Casse-tête chez Sherry: la barbe, et sujet-photo chez Miletune
Je suis plutôt démuni. Si je souhaite me cacher je « m’encoquille » et me dérobe entièrement aux regards. Je ne connais pas les artifices. Je n’en ai pas besoin pour circuler librement dans le potager. C’est l’unique endroit où je n’ai pas peur. En ce moment je suis à la fête, l’eau ruisselle sur mon corps lisse et j’aime me frotter aux nervures des grandes feuilles qui bordent le chemin. Je salive et ça se ne voit pas dans les flaques. Je rampe, me hisse et me tortille. Je n’ai pas de complexe, mes yeux antennes voient tout et je capte le jour sous une couche de chlorophylle. La lumière déposée sur ma maison me rend beau. Mon corps de limace a du caractère, je ne suis ni gras, ni laid, ni visqueux avec mon coffre, mon trésor de capitaine, sur le dos. Je suis le roi des terres mouillées à l’odeur forte, entêtante. Je les parcours comme on glisse sur l’océan.
Je me fonds au paysage, c’est inconscient, plus fort que moi. En protection contre les prédateurs, ces gobeurs d’escargot.

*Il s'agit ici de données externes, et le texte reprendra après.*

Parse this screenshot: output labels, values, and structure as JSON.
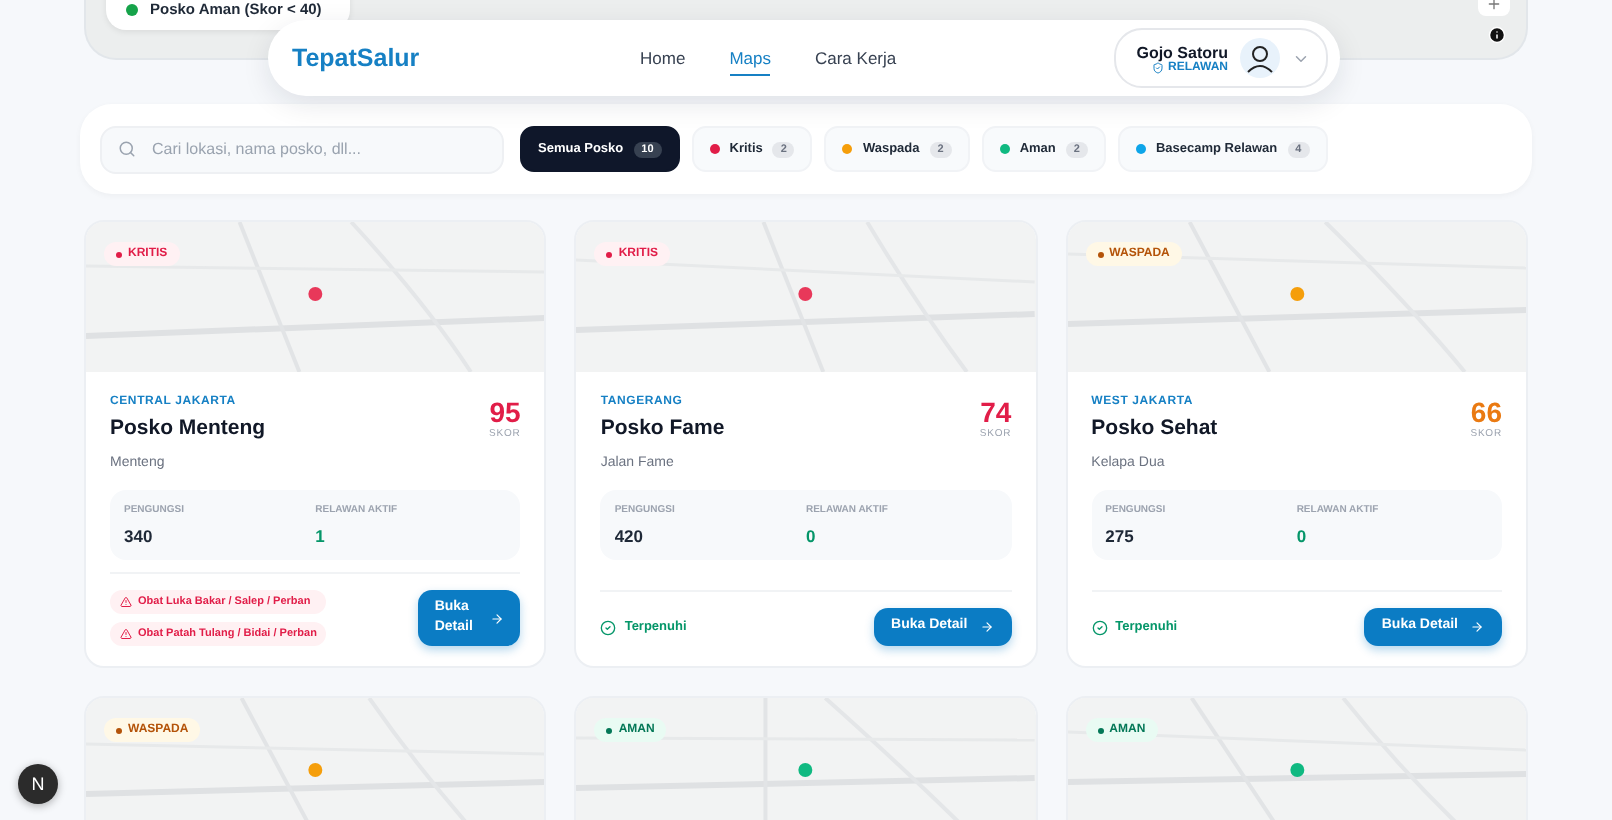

Ma maison ne suffit pas à envelopper ma chair, là-haut on m’a fabriqué sans penser aux chocs et aux indiscrétions. Comme j'aimerais être menaçant et doux à la fois! Je suis sans barbe et sans mystère, coulant comme un serpent mais je ne sais pas faire de noeud qui enserre et massacre. Je me demande quelles sensations procurent ces poils drus, épais qui accrochent ou arrachent ce qui passe à portée. Je me demande ce que ça fait d’être une chenille. D'être une étape, en transit, de se découvrir autre ensuite. De pouvoir se raser.